Nous avons une image à défendre et une réputation durement acquise à préserver. Les succès du tourisme médical, qui attire également des ressortissants de pays développés et riches, en sont la preuve évidente.
Dès lors, la question de l’inscription automatique ou étendue de médecins étrangers aux Conseils de l’ordre nationaux soulève des interrogations légitimes. Tous les systèmes de formation et de réglementation médicale ne présentent pas le même niveau d’exigence ni les mêmes garanties de qualité.
En dehors du Maroc, dont l’expertise est largement reconnue et corroborée par des infrastructures hospitalières modernes, des disparités significatives persistent dans plusieurs pays de la région. Dans ce cadre, l’ouverture ne peut être envisagée sans mécanismes rigoureux d’évaluation, d’équivalence et de contrôle.
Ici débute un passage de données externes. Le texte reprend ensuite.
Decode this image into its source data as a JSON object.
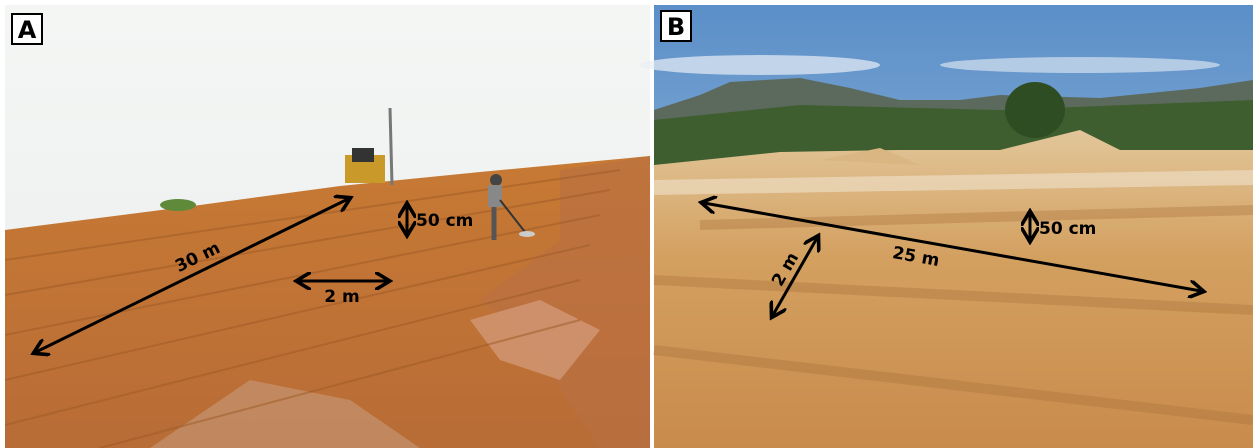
{
  "panels": [
    {
      "label": "A",
      "annotations": [
        "30 m",
        "2 m",
        "50 cm"
      ]
    },
    {
      "label": "B",
      "annotations": [
        "50 cm",
        "25 m",
        "2 m"
      ]
    }
  ]
}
La coopération maghrébine en matière de santé devrait ainsi reposer sur une complémentarité encadrée, respectueuse des normes nationales et des exigences de sécurité sanitaire, plutôt que sur une logique de libre circulation déconnectée des réalités du terrain. À ce titre, même les Tunisiens poursuivant des études de médecine à l’étranger doivent valider leurs équivalences et, parfois, effectuer des stages ou reprendre certains cours. En ce qui concerne ceux qui visent à devenir médecins en Tunisie, ce sont les meilleurs bacheliers, avec des moyennes très élevées, qui sont retenus. En médecine, l’intégration régionale doit se fonder sur un principe non négociable : la primauté de la qualité des soins et de la protection des patients, d’abord tunisiens, puis de ceux qui viennent à nous en quête de remède et de guérison. C’est une responsabilité nationale et internationale à laquelle il ne faut pas transiger.